Wednesday, 23 March 2011

In my garden this morning II.




Featured this morning is Winifred my resident kestrel who patrols the field next door, hovering silently to dispense instant death to any mouse mad enough to move.

She can hover for long periods and in some parts of the country the kestrel is know as the windhover. To watch Winifred riding the air currents is quite spell binding, something Gerard Manley Hopkins (1844–89) knew when he wrote the Windhover in 1877 and described the kestrel with equally breath-taking imagery.

The Windhover

To Christ Our Lord

I caught this morning morning’s minion, king-
dom of daylight’s dauphin, dapple-dawn-drawn Falcon, in his riding
Of the rolling level underneath him steady air, and striding
High there, how he rung upon the rein of a wimpling wing
In his ecstasy! then off, off forth on swing,
As a skate’s heel sweeps smooth on a bow-bend the hurl and gliding
Rebuffed the big wind. My heart in hiding
Stirred for a bird — the achieve of; the mastery of the thing!

Brute beauty and valour and act, oh, air, pride, plume, here
Buckle! AND the fire that breaks from thee then, a billion
Times told lovelier, more dangerous, O my chevalier!

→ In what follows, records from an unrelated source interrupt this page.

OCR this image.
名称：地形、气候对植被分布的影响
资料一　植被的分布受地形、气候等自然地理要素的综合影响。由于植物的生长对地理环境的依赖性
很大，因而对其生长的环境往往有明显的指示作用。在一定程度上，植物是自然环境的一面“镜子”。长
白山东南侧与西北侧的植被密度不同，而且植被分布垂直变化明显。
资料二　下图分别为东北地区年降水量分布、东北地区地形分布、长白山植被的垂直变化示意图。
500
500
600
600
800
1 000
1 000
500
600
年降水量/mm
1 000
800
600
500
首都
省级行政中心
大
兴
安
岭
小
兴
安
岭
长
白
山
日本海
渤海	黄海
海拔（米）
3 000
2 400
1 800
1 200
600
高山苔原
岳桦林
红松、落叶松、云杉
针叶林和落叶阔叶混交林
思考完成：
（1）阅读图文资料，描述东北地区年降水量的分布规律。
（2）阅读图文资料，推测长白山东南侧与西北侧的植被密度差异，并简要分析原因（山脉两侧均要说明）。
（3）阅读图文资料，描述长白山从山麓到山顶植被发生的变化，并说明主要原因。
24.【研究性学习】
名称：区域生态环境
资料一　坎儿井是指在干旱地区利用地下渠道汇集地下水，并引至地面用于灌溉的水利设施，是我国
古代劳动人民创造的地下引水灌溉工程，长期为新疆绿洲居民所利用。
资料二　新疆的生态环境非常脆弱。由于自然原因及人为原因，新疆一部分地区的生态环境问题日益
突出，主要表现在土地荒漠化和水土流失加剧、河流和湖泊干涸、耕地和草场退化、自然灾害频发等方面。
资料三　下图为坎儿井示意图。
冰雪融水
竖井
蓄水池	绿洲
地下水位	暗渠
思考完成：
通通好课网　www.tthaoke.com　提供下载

No wonder of it: shéer plód makes plough down sillion
Shine, and blue-bleak embers, ah my dear,
Fall, gall themselves, and gash gold-vermillion.

The first stanza is simply sublime: the pacing, the alliteration, and the sheer sound of it is smooth and simple, it flows into your brain and stays there. It is also an amazingly accurate picture of a kestrel. The way she hovers in place facing the wind searching the field beneath her until she gives up and lets the wind sweep her “on swing” until “Rebuffed the big wind” starts to hover in place again.

I hope you enjoyed meeting Winfred and reading the poem.

2 comments:

Soulstar said...

Good Morning, Sunshine. Winifred is lovely, as are your photos and the poem by Gerard Manley Hopkins! :)

kimmie coco puff said...

Very enlightening feature. I love the poem and the attention to detail regarding the birds characteristics.